Geographic information is the core of both cartography/mapping and GI science/GI systems applications. Geographic information can be studied from various points of view: modelling, storing, processing and semantics. Geographic information represents the natural and manmade, tangible and intangible world. Two main established models are used to represent various phenomena: discrete objects and field models. In addition to precise, crisp data, GI can also be imprecise and imprecise information needs special modelling approaches. Thus, it is important to consider research into imprecise geospatial data models, such as fuzzy models and rough sets.
Geographic information needs to be stored and handled as data in databases. The main methods of storage involve raster and vector organization. Spatial databases tend to be huge and spatial queries need to be supported by adequate spatial indexing. Some solutions already exist – like quadtrees and R-trees – but the topic is still relevant for further study in the context of GI. The dimensionality of spatial data – two-, three- and sometime four-dimensional in nature – adds to the complexity of handling such data. Advanced indexing methods exist but they need to be applied to the context of GI (see also the section on ‘Geospatial analysis and modelling’).
Databases need to be continuously updated and the techniques for updating are problematic. Basically two main approaches exist:
- Continuous updating, usually used when maps are derived from larger scale maps (e.g. detailed municipal large scale maps), and supplemented by other updating methods such as field-based methods.
- Updating based on digital images by using change detection methods or replacing maps entirely by newly interpreted ones. Thus research is needed to address incremental updating and versioning of vector format geographic databases and updating of map databases by using digital images and change detection methods on images.
Geographical databases themselves are huge, and via the Internet one can reach even more information in integrated databases than is possible to manage. Using new methods of spatial data mining and visual data mining users can create new information and knowledge from the stored data. Satellite images as well as other gridded data products can also be mined and novel information and knowledge can be extracted from them by image mining and automated knowledge extraction.

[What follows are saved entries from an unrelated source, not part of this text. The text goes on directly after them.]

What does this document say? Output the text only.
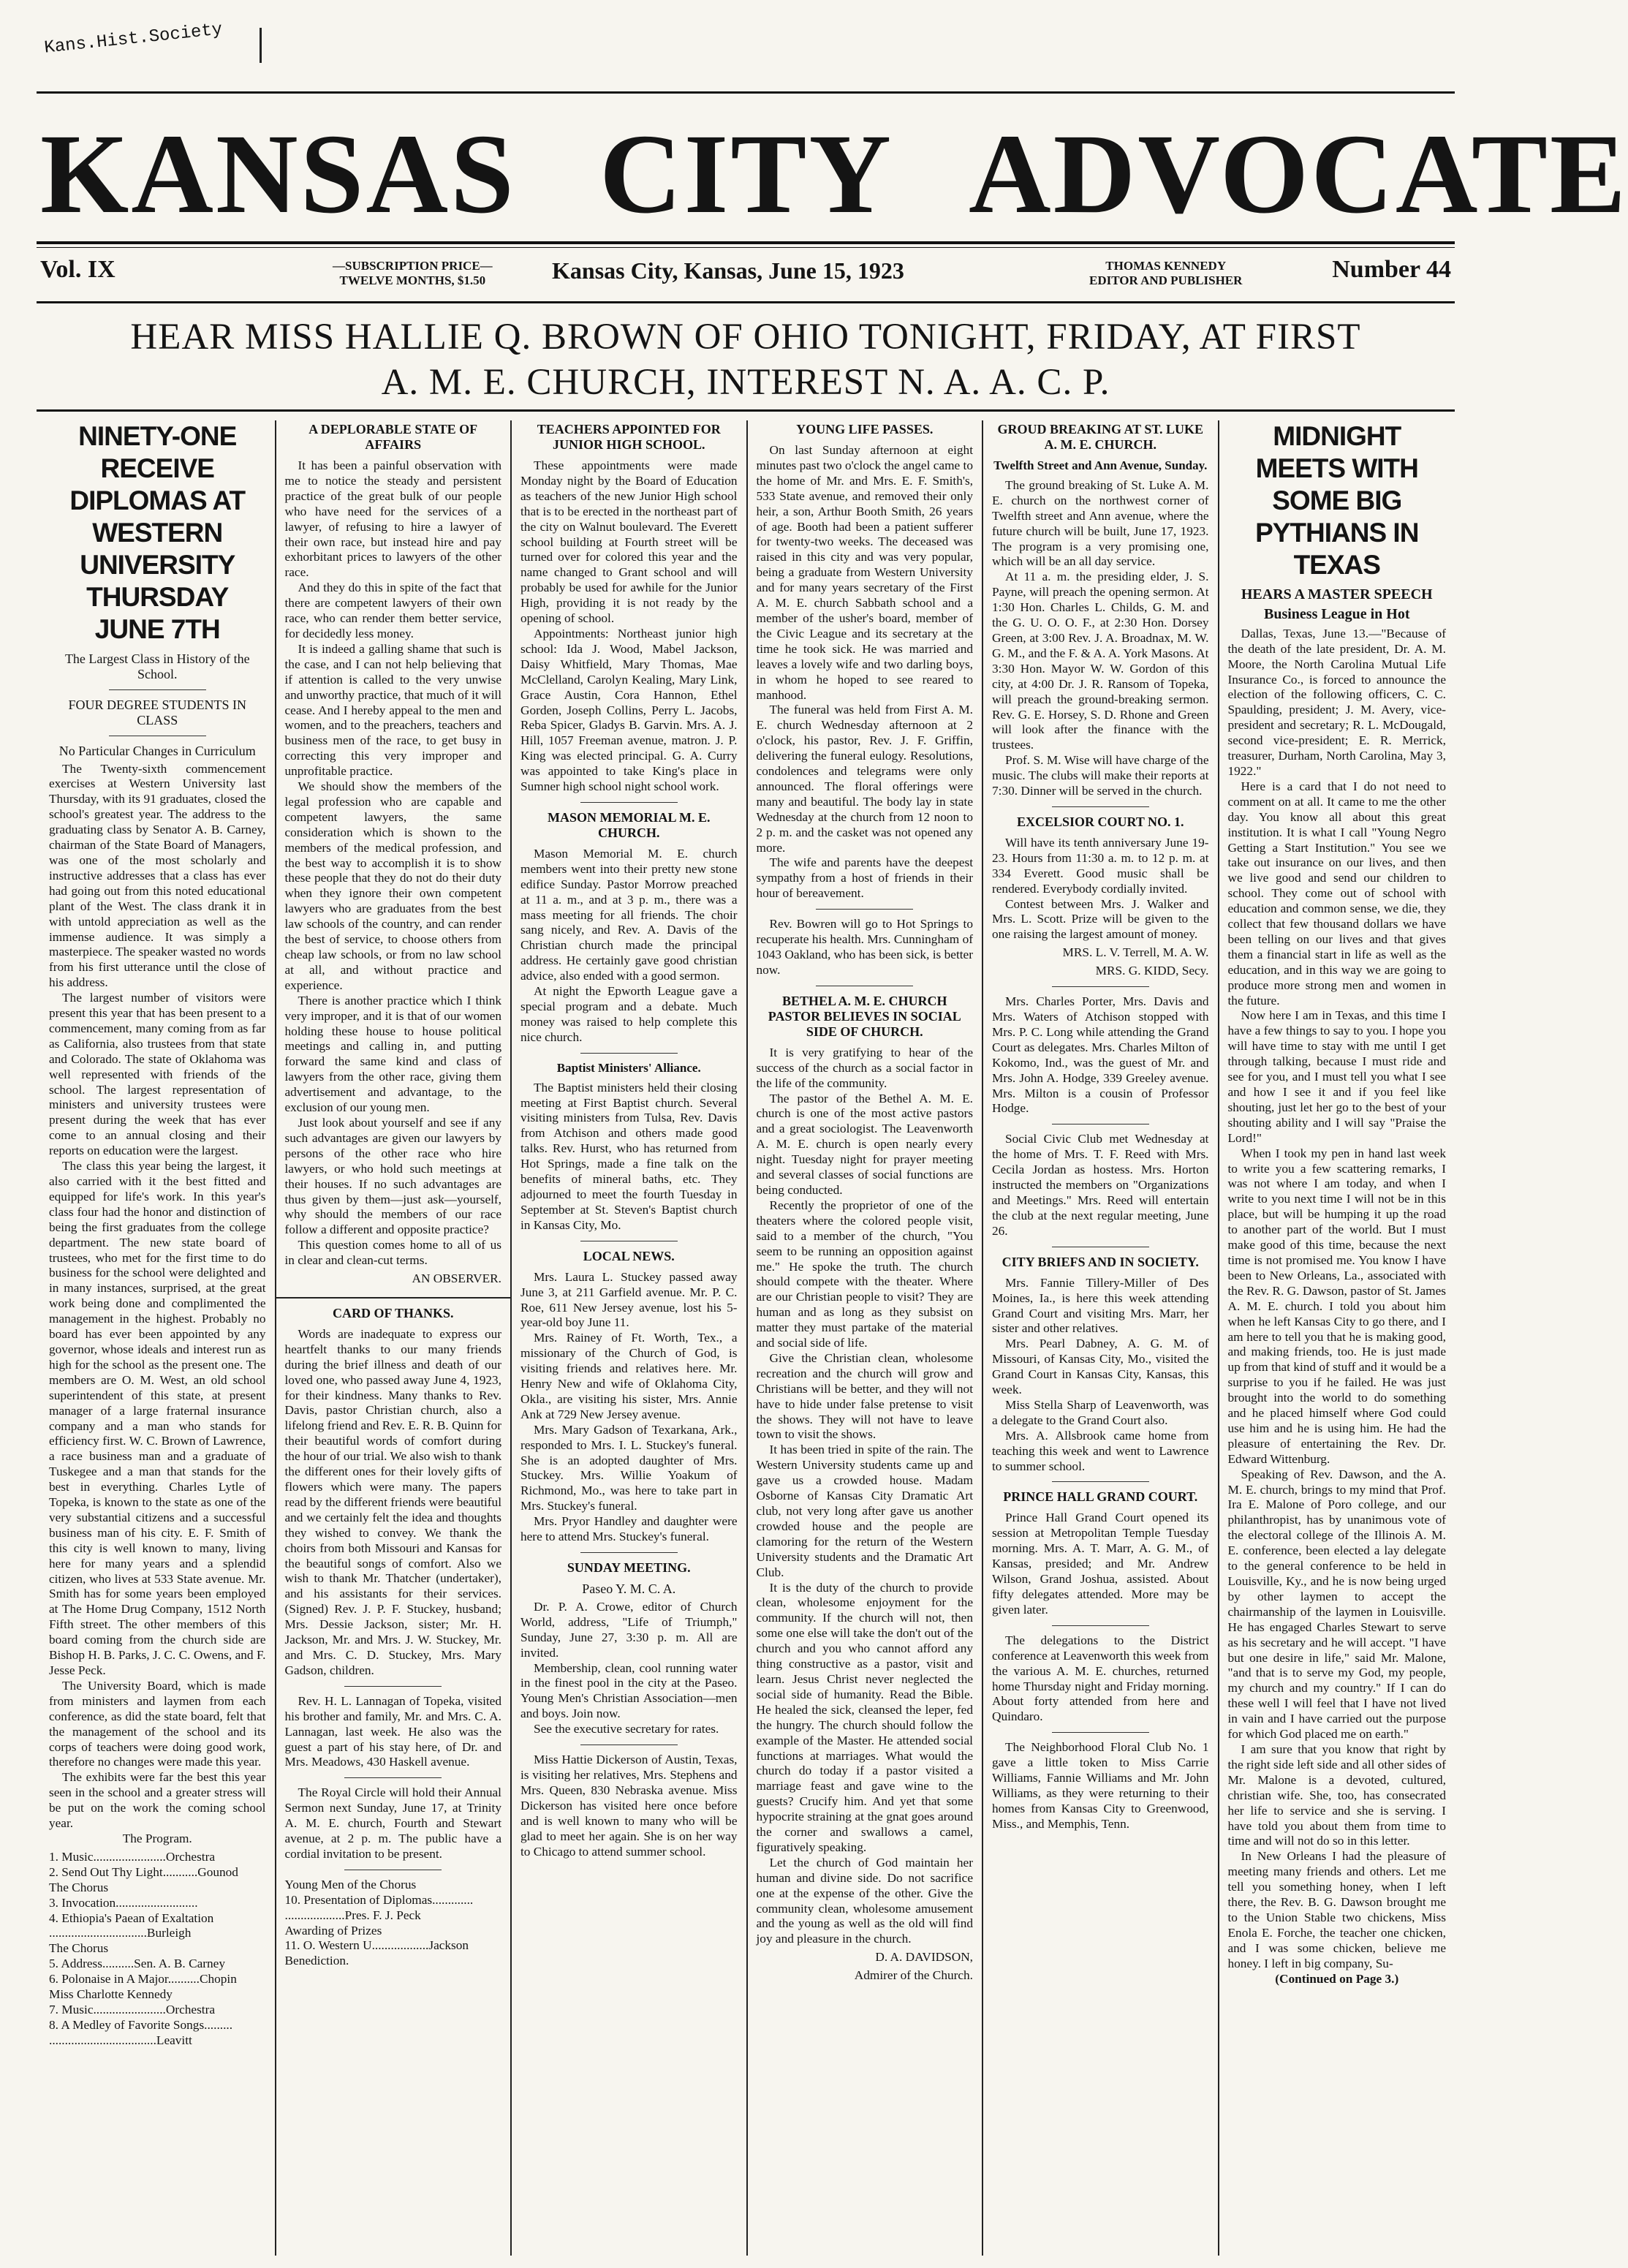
Kans.Hist.Society
KANSAS CITY ADVOCATE
Vol. IX	—SUBSCRIPTION PRICE—
TWELVE MONTHS, $1.50	Kansas City, Kansas, June 15, 1923	THOMAS KENNEDY
EDITOR AND PUBLISHER	Number 44
HEAR MISS HALLIE Q. BROWN OF OHIO TONIGHT, FRIDAY, AT FIRST
A. M. E. CHURCH, INTEREST N. A. A. C. P.
NINETY-ONE RECEIVE DIPLOMAS AT WESTERN UNIVERSITY THURSDAY JUNE 7TH
The Largest Class in History of the School.
FOUR DEGREE STUDENTS IN CLASS
No Particular Changes in Curriculum

The Twenty-sixth commencement exercises at Western University last Thursday, with its 91 graduates, closed the school's greatest year. The address to the graduating class by Senator A. B. Carney, chairman of the State Board of Managers, was one of the most scholarly and instructive addresses that a class has ever had going out from this noted educational plant of the West. The class drank it in with untold appreciation as well as the immense audience. It was simply a masterpiece. The speaker wasted no words from his first utterance until the close of his address.

The largest number of visitors were present this year that has been present to a commencement, many coming from as far as California, also trustees from that state and Colorado. The state of Oklahoma was well represented with friends of the school. The largest representation of ministers and university trustees were present during the week that has ever come to an annual closing and their reports on education were the largest.

The class this year being the largest, it also carried with it the best fitted and equipped for life's work. In this year's class four had the honor and distinction of being the first graduates from the college department. The new state board of trustees, who met for the first time to do business for the school were delighted and in many instances, surprised, at the great work being done and complimented the management in the highest. Probably no board has ever been appointed by any governor, whose ideals and interest run as high for the school as the present one. The members are O. M. West, an old school superintendent of this state, at present manager of a large fraternal insurance company and a man who stands for efficiency first. W. C. Brown of Lawrence, a race business man and a graduate of Tuskegee and a man that stands for the best in everything. Charles Lytle of Topeka, is known to the state as one of the very substantial citizens and a successful business man of his city. E. F. Smith of this city is well known to many, living here for many years and a splendid citizen, who lives at 533 State avenue. Mr. Smith has for some years been employed at The Home Drug Company, 1512 North Fifth street. The other members of this board coming from the church side are Bishop H. B. Parks, J. C. C. Owens, and F. Jesse Peck.

The University Board, which is made from ministers and laymen from each conference, as did the state board, felt that the management of the school and its corps of teachers were doing good work, therefore no changes were made this year.

The exhibits were far the best this year seen in the school and a greater stress will be put on the work the coming school year.

The Program.
1. Music.......................Orchestra
2. Send Out Thy Light...........Gounod
The Chorus
3. Invocation..........................
4. Ethiopia's Paean of Exaltation
...............................Burleigh
The Chorus
5. Address..........Sen. A. B. Carney
6. Polonaise in A Major..........Chopin
Miss Charlotte Kennedy
7. Music.......................Orchestra
8. A Medley of Favorite Songs.........
..................................Leavitt
A DEPLORABLE STATE OF AFFAIRS

It has been a painful observation with me to notice the steady and persistent practice of the great bulk of our people who have need for the services of a lawyer, of refusing to hire a lawyer of their own race, but instead hire and pay exhorbitant prices to lawyers of the other race.

And they do this in spite of the fact that there are competent lawyers of their own race, who can render them better service, for decidedly less money.

It is indeed a galling shame that such is the case, and I can not help believing that if attention is called to the very unwise and unworthy practice, that much of it will cease. And I hereby appeal to the men and women, and to the preachers, teachers and business men of the race, to get busy in correcting this very improper and unprofitable practice.

We should show the members of the legal profession who are capable and competent lawyers, the same consideration which is shown to the members of the medical profession, and the best way to accomplish it is to show these people that they do not do their duty when they ignore their own competent lawyers who are graduates from the best law schools of the country, and can render the best of service, to choose others from cheap law schools, or from no law school at all, and without practice and experience.

There is another practice which I think very improper, and it is that of our women holding these house to house political meetings and calling in, and putting forward the same kind and class of lawyers from the other race, giving them advertisement and advantage, to the exclusion of our young men.

Just look about yourself and see if any such advantages are given our lawyers by persons of the other race who hire lawyers, or who hold such meetings at their houses. If no such advantages are thus given by them—just ask—yourself, why should the members of our race follow a different and opposite practice?

This question comes home to all of us in clear and clean-cut terms.

AN OBSERVER.
CARD OF THANKS.

Words are inadequate to express our heartfelt thanks to our many friends during the brief illness and death of our loved one, who passed away June 4, 1923, for their kindness. Many thanks to Rev. Davis, pastor Christian church, also a lifelong friend and Rev. E. R. B. Quinn for their beautiful words of comfort during the hour of our trial. We also wish to thank the different ones for their lovely gifts of flowers which were many. The papers read by the different friends were beautiful and we certainly felt the idea and thoughts they wished to convey. We thank the choirs from both Missouri and Kansas for the beautiful songs of comfort. Also we wish to thank Mr. Thatcher (undertaker), and his assistants for their services. (Signed) Rev. J. P. F. Stuckey, husband; Mrs. Dessie Jackson, sister; Mr. H. Jackson, Mr. and Mrs. J. W. Stuckey, Mr. and Mrs. C. D. Stuckey, Mrs. Mary Gadson, children.

Rev. H. L. Lannagan of Topeka, visited his brother and family, Mr. and Mrs. C. A. Lannagan, last week. He also was the guest a part of his stay here, of Dr. and Mrs. Meadows, 430 Haskell avenue.

The Royal Circle will hold their Annual Sermon next Sunday, June 17, at Trinity A. M. E. church, Fourth and Stewart avenue, at 2 p. m. The public have a cordial invitation to be present.

Young Men of the Chorus
10. Presentation of Diplomas.............
...................Pres. F. J. Peck
Awarding of Prizes
11. O. Western U..................Jackson
Benediction.
TEACHERS APPOINTED FOR JUNIOR HIGH SCHOOL.

These appointments were made Monday night by the Board of Education as teachers of the new Junior High school that is to be erected in the northeast part of the city on Walnut boulevard. The Everett school building at Fourth street will be turned over for colored this year and the name changed to Grant school and will probably be used for awhile for the Junior High, providing it is not ready by the opening of school.

Appointments: Northeast junior high school: Ida J. Wood, Mabel Jackson, Daisy Whitfield, Mary Thomas, Mae McClelland, Carolyn Kealing, Mary Link, Grace Austin, Cora Hannon, Ethel Gorden, Joseph Collins, Perry L. Jacobs, Reba Spicer, Gladys B. Garvin. Mrs. A. J. Hill, 1057 Freeman avenue, matron. J. P. King was elected principal. G. A. Curry was appointed to take King's place in Sumner high school night school work.

MASON MEMORIAL M. E. CHURCH.

Mason Memorial M. E. church members went into their pretty new stone edifice Sunday. Pastor Morrow preached at 11 a. m., and at 3 p. m., there was a mass meeting for all friends. The choir sang nicely, and Rev. A. Davis of the Christian church made the principal address. He certainly gave good christian advice, also ended with a good sermon.

At night the Epworth League gave a special program and a debate. Much money was raised to help complete this nice church.

Baptist Ministers' Alliance.

The Baptist ministers held their closing meeting at First Baptist church. Several visiting ministers from Tulsa, Rev. Davis from Atchison and others made good talks. Rev. Hurst, who has returned from Hot Springs, made a fine talk on the benefits of mineral baths, etc. They adjourned to meet the fourth Tuesday in September at St. Steven's Baptist church in Kansas City, Mo.

LOCAL NEWS.

Mrs. Laura L. Stuckey passed away June 3, at 211 Garfield avenue. Mr. P. C. Roe, 611 New Jersey avenue, lost his 5-year-old boy June 11.

Mrs. Rainey of Ft. Worth, Tex., a missionary of the Church of God, is visiting friends and relatives here. Mr. Henry New and wife of Oklahoma City, Okla., are visiting his sister, Mrs. Annie Ank at 729 New Jersey avenue.

Mrs. Mary Gadson of Texarkana, Ark., responded to Mrs. I. L. Stuckey's funeral. She is an adopted daughter of Mrs. Stuckey. Mrs. Willie Yoakum of Richmond, Mo., was here to take part in Mrs. Stuckey's funeral.

Mrs. Pryor Handley and daughter were here to attend Mrs. Stuckey's funeral.

SUNDAY MEETING.
Paseo Y. M. C. A.

Dr. P. A. Crowe, editor of Church World, address, "Life of Triumph," Sunday, June 27, 3:30 p. m. All are invited.

Membership, clean, cool running water in the finest pool in the city at the Paseo. Young Men's Christian Association—men and boys. Join now.

See the executive secretary for rates.

Miss Hattie Dickerson of Austin, Texas, is visiting her relatives, Mrs. Stephens and Mrs. Queen, 830 Nebraska avenue. Miss Dickerson has visited here once before and is well known to many who will be glad to meet her again. She is on her way to Chicago to attend summer school.

YOUNG LIFE PASSES.

On last Sunday afternoon at eight minutes past two o'clock the angel came to the home of Mr. and Mrs. E. F. Smith's, 533 State avenue, and removed their only heir, a son, Arthur Booth Smith, 26 years of age. Booth had been a patient sufferer for twenty-two weeks. The deceased was raised in this city and was very popular, being a graduate from Western University and for many years secretary of the First A. M. E. church Sabbath school and a member of the usher's board, member of the Civic League and its secretary at the time he took sick. He was married and leaves a lovely wife and two darling boys, in whom he hoped to see reared to manhood.

The funeral was held from First A. M. E. church Wednesday afternoon at 2 o'clock, his pastor, Rev. J. F. Griffin, delivering the funeral eulogy. Resolutions, condolences and telegrams were only announced. The floral offerings were many and beautiful. The body lay in state Wednesday at the church from 12 noon to 2 p. m. and the casket was not opened any more.

The wife and parents have the deepest sympathy from a host of friends in their hour of bereavement.

Rev. Bowren will go to Hot Springs to recuperate his health. Mrs. Cunningham of 1043 Oakland, who has been sick, is better now.

BETHEL A. M. E. CHURCH PASTOR BELIEVES IN SOCIAL SIDE OF CHURCH.

It is very gratifying to hear of the success of the church as a social factor in the life of the community.

The pastor of the Bethel A. M. E. church is one of the most active pastors and a great sociologist. The Leavenworth A. M. E. church is open nearly every night. Tuesday night for prayer meeting and several classes of social functions are being conducted.

Recently the proprietor of one of the theaters where the colored people visit, said to a member of the church, "You seem to be running an opposition against me." He spoke the truth. The church should compete with the theater. Where are our Christian people to visit? They are human and as long as they subsist on matter they must partake of the material and social side of life.

Give the Christian clean, wholesome recreation and the church will grow and Christians will be better, and they will not have to hide under false pretense to visit the shows. They will not have to leave town to visit the shows.

It has been tried in spite of the rain. The Western University students came up and gave us a crowded house. Madam Osborne of Kansas City Dramatic Art club, not very long after gave us another crowded house and the people are clamoring for the return of the Western University students and the Dramatic Art Club.

It is the duty of the church to provide clean, wholesome enjoyment for the community. If the church will not, then some one else will take the don't out of the church and you who cannot afford any thing constructive as a pastor, visit and learn. Jesus Christ never neglected the social side of humanity. Read the Bible. He healed the sick, cleansed the leper, fed the hungry. The church should follow the example of the Master. He attended social functions at marriages. What would the church do today if a pastor visited a marriage feast and gave wine to the guests? Crucify him. And yet that some hypocrite straining at the gnat goes around the corner and swallows a camel, figuratively speaking.

Let the church of God maintain her human and divine side. Do not sacrifice one at the expense of the other. Give the community clean, wholesome amusement and the young as well as the old will find joy and pleasure in the church.

D. A. DAVIDSON,
Admirer of the Church.
GROUD BREAKING AT ST. LUKE A. M. E. CHURCH.
Twelfth Street and Ann Avenue, Sunday.

The ground breaking of St. Luke A. M. E. church on the northwest corner of Twelfth street and Ann avenue, where the future church will be built, June 17, 1923. The program is a very promising one, which will be an all day service.

At 11 a. m. the presiding elder, J. S. Payne, will preach the opening sermon. At 1:30 Hon. Charles L. Childs, G. M. and the G. U. O. O. F., at 2:30 Hon. Dorsey Green, at 3:00 Rev. J. A. Broadnax, M. W. G. M., and the F. & A. A. York Masons. At 3:30 Hon. Mayor W. W. Gordon of this city, at 4:00 Dr. J. R. Ransom of Topeka, will preach the ground-breaking sermon. Rev. G. E. Horsey, S. D. Rhone and Green will look after the finance with the trustees.

Prof. S. M. Wise will have charge of the music. The clubs will make their reports at 7:30. Dinner will be served in the church.

EXCELSIOR COURT NO. 1.

Will have its tenth anniversary June 19-23. Hours from 11:30 a. m. to 12 p. m. at 334 Everett. Good music shall be rendered. Everybody cordially invited.

Contest between Mrs. J. Walker and Mrs. L. Scott. Prize will be given to the one raising the largest amount of money.

MRS. L. V. Terrell, M. A. W.
MRS. G. KIDD, Secy.

Mrs. Charles Porter, Mrs. Davis and Mrs. Waters of Atchison stopped with Mrs. P. C. Long while attending the Grand Court as delegates. Mrs. Charles Milton of Kokomo, Ind., was the guest of Mr. and Mrs. John A. Hodge, 339 Greeley avenue. Mrs. Milton is a cousin of Professor Hodge.

Social Civic Club met Wednesday at the home of Mrs. T. F. Reed with Mrs. Cecila Jordan as hostess. Mrs. Horton instructed the members on "Organizations and Meetings." Mrs. Reed will entertain the club at the next regular meeting, June 26.

CITY BRIEFS AND IN SOCIETY.

Mrs. Fannie Tillery-Miller of Des Moines, Ia., is here this week attending Grand Court and visiting Mrs. Marr, her sister and other relatives.

Mrs. Pearl Dabney, A. G. M. of Missouri, of Kansas City, Mo., visited the Grand Court in Kansas City, Kansas, this week.

Miss Stella Sharp of Leavenworth, was a delegate to the Grand Court also.

Mrs. A. Allsbrook came home from teaching this week and went to Lawrence to summer school.

PRINCE HALL GRAND COURT.

Prince Hall Grand Court opened its session at Metropolitan Temple Tuesday morning. Mrs. A. T. Marr, A. G. M., of Kansas, presided; and Mr. Andrew Wilson, Grand Joshua, assisted. About fifty delegates attended. More may be given later.

The delegations to the District conference at Leavenworth this week from the various A. M. E. churches, returned home Thursday night and Friday morning. About forty attended from here and Quindaro.

The Neighborhood Floral Club No. 1 gave a little token to Miss Carrie Williams, Fannie Williams and Mr. John Williams, as they were returning to their homes from Kansas City to Greenwood, Miss., and Memphis, Tenn.

MIDNIGHT MEETS WITH SOME BIG PYTHIANS IN TEXAS
HEARS A MASTER SPEECH
Business League in Hot

Dallas, Texas, June 13.—"Because of the death of the late president, Dr. A. M. Moore, the North Carolina Mutual Life Insurance Co., is forced to announce the election of the following officers, C. C. Spaulding, president; J. M. Avery, vice-president and secretary; R. L. McDougald, second vice-president; E. R. Merrick, treasurer, Durham, North Carolina, May 3, 1922."

Here is a card that I do not need to comment on at all. It came to me the other day. You know all about this great institution. It is what I call "Young Negro Getting a Start Institution." You see we take out insurance on our lives, and then we live good and send our children to school. They come out of school with education and common sense, we die, they collect that few thousand dollars we have been telling on our lives and that gives them a financial start in life as well as the education, and in this way we are going to produce more strong men and women in the future.

Now here I am in Texas, and this time I have a few things to say to you. I hope you will have time to stay with me until I get through talking, because I must ride and see for you, and I must tell you what I see and how I see it and if you feel like shouting, just let her go to the best of your shouting ability and I will say "Praise the Lord!"

When I took my pen in hand last week to write you a few scattering remarks, I was not where I am today, and when I write to you next time I will not be in this place, but will be humping it up the road to another part of the world. But I must make good of this time, because the next time is not promised me. You know I have been to New Orleans, La., associated with the Rev. R. G. Dawson, pastor of St. James A. M. E. church. I told you about him when he left Kansas City to go there, and I am here to tell you that he is making good, and making friends, too. He is just made up from that kind of stuff and it would be a surprise to you if he failed. He was just brought into the world to do something and he placed himself where God could use him and he is using him. He had the pleasure of entertaining the Rev. Dr. Edward Wittenburg.

Speaking of Rev. Dawson, and the A. M. E. church, brings to my mind that Prof. Ira E. Malone of Poro college, and our philanthropist, has by unanimous vote of the electoral college of the Illinois A. M. E. conference, been elected a lay delegate to the general conference to be held in Louisville, Ky., and he is now being urged by other laymen to accept the chairmanship of the laymen in Louisville. He has engaged Charles Stewart to serve as his secretary and he will accept. "I have but one desire in life," said Mr. Malone, "and that is to serve my God, my people, my church and my country." If I can do these well I will feel that I have not lived in vain and I have carried out the purpose for which God placed me on earth."

I am sure that you know that right by the right side left side and all other sides of Mr. Malone is a devoted, cultured, christian wife. She, too, has consecrated her life to service and she is serving. I have told you about them from time to time and will not do so in this letter.

In New Orleans I had the pleasure of meeting many friends and others. Let me tell you something honey, when I left there, the Rev. B. G. Dawson brought me to the Union Stable two chickens, Miss Enola E. Forche, the teacher one chicken, and I was some chicken, believe me honey. I left in big company, Su-

(Continued on Page 3.)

Satellite data and orthophotos are often used without interpretation as additional information in image maps. When combining interpreted, usually vector, and noninterpreted, usually raster, information together, problems of scales and granularities appear.
The distribution of geospatial data across the Internet is becoming widespread, but there are many barriers to simple and effective access to geospatial data. Open geospatial consortium standards for serving data (www.opengeospatial.org ) are designed to assist, but they are not universally applied: there are implications of the contemporary geobrowser (e.g. Google Earth) model for cartographers to address, in handling, compiling and presenting geospatial data.
The semantics of GI links research to various application fields with related taxonomies of concepts. Ontology is an approach that aims to produce a common framework for different terminologies. Toponymy is related to GI in the sense of semantics as well. These topics affect attribute tagging, name (including geographical name) determination and processing flow lines in geodatabases.